第432話 スピード

「よし、じゃあ俺もそろそろでるよ」

 休憩所で十分休息をとった康生は早速戦場に向かおうとする。

「うん、頑張ってね」

 エルはそれを心配そうに見送る。

 十分休憩をとった康生は、一刻も早くリナさん達の負担を減らすために戦場へ行こうとする。

「あっ、英雄様っ。ちょっといいですか?」

「んっ?」

 しかしその寸前で上代琉生に呼び止められてしまった。

「英雄様には別途お願いしたいことがありまして」

「お願い?」

 勢いよく戦場へと行こうとしていた康生だったが、出鼻をくじかれて慌てて立ち止まる。

「はい。今我々の部隊が各地で敵兵を発見しました。皆魔法を使えるようなので、英雄様には今からそちらの対処をお願いします」

 康生には迫り来る敵の対処よりかは、各地で隠れている敵兵の殲滅にあたった方がいいと判断したのだろう。

 上代琉生の考えている通り、現在城門前ではしっかりと敵の侵攻をくい止められている。

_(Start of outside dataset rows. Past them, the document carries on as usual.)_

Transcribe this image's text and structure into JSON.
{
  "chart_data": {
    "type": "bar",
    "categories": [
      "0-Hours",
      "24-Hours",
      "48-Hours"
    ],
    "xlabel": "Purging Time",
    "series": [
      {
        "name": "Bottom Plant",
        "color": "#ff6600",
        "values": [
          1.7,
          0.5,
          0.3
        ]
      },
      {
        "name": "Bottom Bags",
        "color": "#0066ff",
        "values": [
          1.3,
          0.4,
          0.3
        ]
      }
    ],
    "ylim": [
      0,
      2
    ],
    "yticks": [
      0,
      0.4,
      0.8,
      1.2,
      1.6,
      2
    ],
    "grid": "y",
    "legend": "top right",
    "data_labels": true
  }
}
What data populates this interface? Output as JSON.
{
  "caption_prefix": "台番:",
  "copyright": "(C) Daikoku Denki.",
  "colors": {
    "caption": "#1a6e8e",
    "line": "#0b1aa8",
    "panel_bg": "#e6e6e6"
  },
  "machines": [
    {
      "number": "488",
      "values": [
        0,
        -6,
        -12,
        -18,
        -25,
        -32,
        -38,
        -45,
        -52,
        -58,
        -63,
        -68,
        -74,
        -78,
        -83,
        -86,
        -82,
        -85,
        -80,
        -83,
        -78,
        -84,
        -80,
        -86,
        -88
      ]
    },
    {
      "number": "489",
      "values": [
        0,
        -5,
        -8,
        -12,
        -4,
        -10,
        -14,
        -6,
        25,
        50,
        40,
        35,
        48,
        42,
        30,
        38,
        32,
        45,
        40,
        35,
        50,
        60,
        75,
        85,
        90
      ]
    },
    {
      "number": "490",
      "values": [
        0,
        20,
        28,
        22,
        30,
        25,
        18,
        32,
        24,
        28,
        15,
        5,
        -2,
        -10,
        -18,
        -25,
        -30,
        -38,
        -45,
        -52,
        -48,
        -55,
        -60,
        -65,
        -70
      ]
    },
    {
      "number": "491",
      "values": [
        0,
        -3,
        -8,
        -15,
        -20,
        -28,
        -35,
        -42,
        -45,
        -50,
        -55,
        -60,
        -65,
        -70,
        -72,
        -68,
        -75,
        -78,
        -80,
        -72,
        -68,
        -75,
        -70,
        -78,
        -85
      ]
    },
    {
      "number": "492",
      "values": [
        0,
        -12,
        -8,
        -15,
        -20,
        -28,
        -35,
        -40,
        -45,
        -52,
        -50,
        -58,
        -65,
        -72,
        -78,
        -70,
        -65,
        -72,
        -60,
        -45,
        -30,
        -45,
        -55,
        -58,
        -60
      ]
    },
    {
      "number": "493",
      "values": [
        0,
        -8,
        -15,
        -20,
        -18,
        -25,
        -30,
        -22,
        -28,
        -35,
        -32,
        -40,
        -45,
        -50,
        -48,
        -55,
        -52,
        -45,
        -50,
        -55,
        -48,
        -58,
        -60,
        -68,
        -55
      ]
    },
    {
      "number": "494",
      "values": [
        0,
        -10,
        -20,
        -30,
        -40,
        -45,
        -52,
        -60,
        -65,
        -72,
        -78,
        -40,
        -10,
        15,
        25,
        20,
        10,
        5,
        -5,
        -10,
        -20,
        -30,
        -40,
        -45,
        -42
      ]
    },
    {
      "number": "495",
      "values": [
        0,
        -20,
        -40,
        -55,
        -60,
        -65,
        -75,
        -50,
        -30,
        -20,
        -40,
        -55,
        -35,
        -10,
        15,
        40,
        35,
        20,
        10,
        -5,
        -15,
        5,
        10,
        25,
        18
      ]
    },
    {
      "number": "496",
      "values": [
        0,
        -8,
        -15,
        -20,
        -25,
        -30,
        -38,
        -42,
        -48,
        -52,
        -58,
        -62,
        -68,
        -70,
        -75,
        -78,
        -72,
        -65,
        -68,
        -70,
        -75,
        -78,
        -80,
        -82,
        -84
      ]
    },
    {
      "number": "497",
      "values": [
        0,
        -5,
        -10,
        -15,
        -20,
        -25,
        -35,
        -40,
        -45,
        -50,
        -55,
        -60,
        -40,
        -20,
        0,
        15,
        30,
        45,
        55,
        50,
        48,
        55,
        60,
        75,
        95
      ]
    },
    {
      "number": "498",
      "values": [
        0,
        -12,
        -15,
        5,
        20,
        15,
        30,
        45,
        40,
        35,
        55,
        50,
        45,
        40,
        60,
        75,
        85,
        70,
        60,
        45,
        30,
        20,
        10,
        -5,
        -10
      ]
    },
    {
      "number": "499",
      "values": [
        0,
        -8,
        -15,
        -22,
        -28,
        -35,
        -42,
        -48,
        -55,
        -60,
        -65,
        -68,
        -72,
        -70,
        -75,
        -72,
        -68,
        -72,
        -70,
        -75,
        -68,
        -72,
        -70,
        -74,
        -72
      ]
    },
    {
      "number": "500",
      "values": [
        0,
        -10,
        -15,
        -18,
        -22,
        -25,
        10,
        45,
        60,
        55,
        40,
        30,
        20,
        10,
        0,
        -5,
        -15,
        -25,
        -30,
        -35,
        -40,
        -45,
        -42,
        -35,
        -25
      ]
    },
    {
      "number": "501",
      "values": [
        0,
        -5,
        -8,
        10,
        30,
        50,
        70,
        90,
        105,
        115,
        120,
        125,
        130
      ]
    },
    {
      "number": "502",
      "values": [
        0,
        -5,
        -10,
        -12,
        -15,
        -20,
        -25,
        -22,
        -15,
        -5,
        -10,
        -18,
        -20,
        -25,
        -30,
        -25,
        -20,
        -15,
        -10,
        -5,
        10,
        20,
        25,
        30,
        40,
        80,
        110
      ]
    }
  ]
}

 ならば増援が来る前に、少人数で油断している敵兵を殲滅してもらえば短縮になる。

 だからこそ上代琉生はしばらく康生を休ませていたのだった。

「……分かった。そいつらを倒せばこっちの負担も減るからな」

「はい。それにどこかに敵主力が隠れている可能性もあるので」

 ということで康生は上代琉生の指示の元、各地に隠れている敵兵の位置を教えてもらう。

「それじゃあすぐに行ってくる」

「頑張ってくださいね」


 二人は短い言葉を交わし、康生がすぐに空に飛び出て行った。

「さてと。じゃあこっちは残りの仕事を終わらせますか」

 康生を見送った上代琉生はすぐに足を進めるのだった。




「ここか」

 指示のあった場所に到着するや否や康生はいきり衝撃波を地面めがけて放つ。

「うわっ!」

 すると何人者叫び声とともに今まで透明になっていた敵兵の姿が明るみになる。

「ちっ、バレたぞ!皆の者!いくぞっ!」

 しかしすぐに体勢を整えた敵兵は空中にいる康生に向かって魔法や銃玉を飛ばしてくる。

「遅いっ!」

 だが今の康生にとってそんな攻撃は食らうはずもなく、一瞬の内に敵兵を殲滅してしまう。

「お疲れさまです」

 敵兵を殲滅すると、近くに隠れていた上代琉生の部隊が姿を現す。

「後処理はこちらでしますので、英雄様はどうぞ次の地点へ」

「分かった」

 そう言って康生は敵兵達を任せてすぐに次の場所へと飛んでいった。

(もっと早くっ、少しでも時雨さん達の負担を減らさないとっ)

 そんな思いの元、康生はさらにスピードをあげるのだった。